I often wonder why some of us are so timid?

Disinformation, to begin with, and misunderstanding. Partly, I guess, because some Australians vaguely suppose that the object of the Republican movement is to convert Australia into a carbon copy of America, which is simply untrue. We no more want to install here a replica of the American republic than we seek to create a clone of the French one.

And yet the idea still continues to circulate that there's something un-Australian about the very idea of a republic. So that you have foaming right-wingers like Alan Jones, hopping up on radio and calling for a national boycott of Poppy King's lipsticks, in the hope that this will recall Australians to a state of monarchist virtue.

My friends, even our opponents would concede that the republic is more important than Alan Jones' taste in lipsticks.

Then there's the old and sometimes useful motto, "If it ain't broke, don't fix it". But this doesn't apply too well to Australian attitudes towards monarchy in 1997. The magic cord frayed out and snapped some time ago. We no longer faint in front of the Town Hall and have to be carried away by the zambucks when the Queen grants us the royal epiphany. And there are several reasons for this. The most obvious of them is that so many Australians are no longer of English origin. And just as it is incumbent on certain Irish-Australian republicans not to fetishise the ancient woes of the convict Irish in Australia and carry them forward into the debate about modern statehood, so it is necessary for monarchists to pluck their heads from the sand and realize that other Australians whose families came from Pnom Penh or Riga or Athens or Beirut are just as Australian as those who originated in London or Manchester - but that they have no more automatic reverence for the English Queen than I do for Queen Beatrix of the Netherlands. Respect and esteem,. no doubt, and a certain curiosity, but the old-time mojo just isn't there.

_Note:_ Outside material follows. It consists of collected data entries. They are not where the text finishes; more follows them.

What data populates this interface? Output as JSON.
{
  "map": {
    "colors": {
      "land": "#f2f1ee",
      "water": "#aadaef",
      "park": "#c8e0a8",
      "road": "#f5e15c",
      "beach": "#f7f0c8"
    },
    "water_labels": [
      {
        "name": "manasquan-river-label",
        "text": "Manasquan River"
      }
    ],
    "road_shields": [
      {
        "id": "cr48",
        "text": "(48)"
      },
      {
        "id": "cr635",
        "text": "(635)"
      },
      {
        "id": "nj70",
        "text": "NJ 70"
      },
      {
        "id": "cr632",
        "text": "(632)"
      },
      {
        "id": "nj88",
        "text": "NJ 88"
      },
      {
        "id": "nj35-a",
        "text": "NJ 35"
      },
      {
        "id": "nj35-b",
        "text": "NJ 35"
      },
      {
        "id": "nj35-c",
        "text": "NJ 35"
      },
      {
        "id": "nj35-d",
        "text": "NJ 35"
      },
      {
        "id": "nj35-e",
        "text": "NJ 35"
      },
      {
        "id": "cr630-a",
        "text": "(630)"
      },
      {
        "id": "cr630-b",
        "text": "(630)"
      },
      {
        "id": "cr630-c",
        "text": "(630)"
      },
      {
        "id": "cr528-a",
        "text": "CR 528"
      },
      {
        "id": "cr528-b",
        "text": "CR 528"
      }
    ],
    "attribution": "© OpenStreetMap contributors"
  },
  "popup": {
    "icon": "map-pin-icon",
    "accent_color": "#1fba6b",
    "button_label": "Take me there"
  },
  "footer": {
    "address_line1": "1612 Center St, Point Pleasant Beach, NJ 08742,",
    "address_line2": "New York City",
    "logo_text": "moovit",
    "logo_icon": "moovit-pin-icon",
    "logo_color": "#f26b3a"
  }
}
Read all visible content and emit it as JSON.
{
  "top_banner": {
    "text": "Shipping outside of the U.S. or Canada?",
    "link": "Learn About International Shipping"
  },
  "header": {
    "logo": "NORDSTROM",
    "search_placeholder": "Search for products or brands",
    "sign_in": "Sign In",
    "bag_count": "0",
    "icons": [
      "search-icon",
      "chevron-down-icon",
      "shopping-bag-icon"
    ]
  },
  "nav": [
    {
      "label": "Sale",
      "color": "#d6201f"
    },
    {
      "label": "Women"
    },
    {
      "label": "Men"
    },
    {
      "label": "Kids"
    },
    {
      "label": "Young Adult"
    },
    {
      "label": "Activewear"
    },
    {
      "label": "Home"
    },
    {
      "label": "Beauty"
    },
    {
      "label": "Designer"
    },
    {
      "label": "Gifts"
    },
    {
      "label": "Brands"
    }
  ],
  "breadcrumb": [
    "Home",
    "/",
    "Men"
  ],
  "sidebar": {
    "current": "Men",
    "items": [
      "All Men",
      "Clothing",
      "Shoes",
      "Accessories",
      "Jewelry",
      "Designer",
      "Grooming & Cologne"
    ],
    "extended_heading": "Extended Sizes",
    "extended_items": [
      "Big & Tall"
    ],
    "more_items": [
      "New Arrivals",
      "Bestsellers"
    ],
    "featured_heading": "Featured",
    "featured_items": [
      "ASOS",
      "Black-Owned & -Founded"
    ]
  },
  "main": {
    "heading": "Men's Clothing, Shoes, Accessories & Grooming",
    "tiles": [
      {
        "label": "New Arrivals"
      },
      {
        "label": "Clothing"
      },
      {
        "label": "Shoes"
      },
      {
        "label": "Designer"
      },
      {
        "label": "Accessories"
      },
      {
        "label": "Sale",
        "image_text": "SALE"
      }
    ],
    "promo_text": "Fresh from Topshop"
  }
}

The monarchist objection that I find weirdest of all is the cultural one. It says, in effect, that if Australia rejects the English queen as its head of state, then the cultural bonds between us and England will come undone. It is never clear exactly what this means. It isn't the Queen who sustains the cultural relations between us and England. And these relations aren't bonds, by the way : they are part of a freely chosen dialogue. The people who sustain it on both sides are writers, historians, artists, actors, musicians, film-makers and dancers, working from all sides of a common matrix which also includes other creative minds from all over the world and holds vigorous differences. The monarchy has absolutely nothing to do with these links, and when the Queen ceases to be our Head of State she will not take them with her. They exist at levels far deeper than political form. But they are also, as all culture is, continually in change.

And it is the prospect of change - not the kind or value of change, but change itself - that seems to alarm our monarchists. Do they imagine that, if our head of state is an Australian, that we will cease to speak English? That our shared and native tongue will collapse into pidgin forms of Croatian or Tagalog? That Australian kids will cease to read The Man from Snowy River and be forced, instead, to memorise great slabs of the Ramayana? That the few remaining 19th-century buildings in our cities that escaped the wreckers' balls of impeccably Monarchist developers in the 60s and 70s will be torn down and replaced by circular thatched huts? What is this nonsense about?

It's about apathy and nervousness. That apathy, that nervousness, are summed up in the good old anti-Republican bleat: without the Queen as our head of state, whom would we have to look up to? It's a question that doesn't even befit the citizens of a democracy. In a democracy you look up to values, to shared ideals, not to charismatic totems that have lost most of their charisma. In a democracy you take a level look around at your fellow citizens, back to the past, ahead to the future. That is the Australian way. It is the Republican way. It is the way we have to go.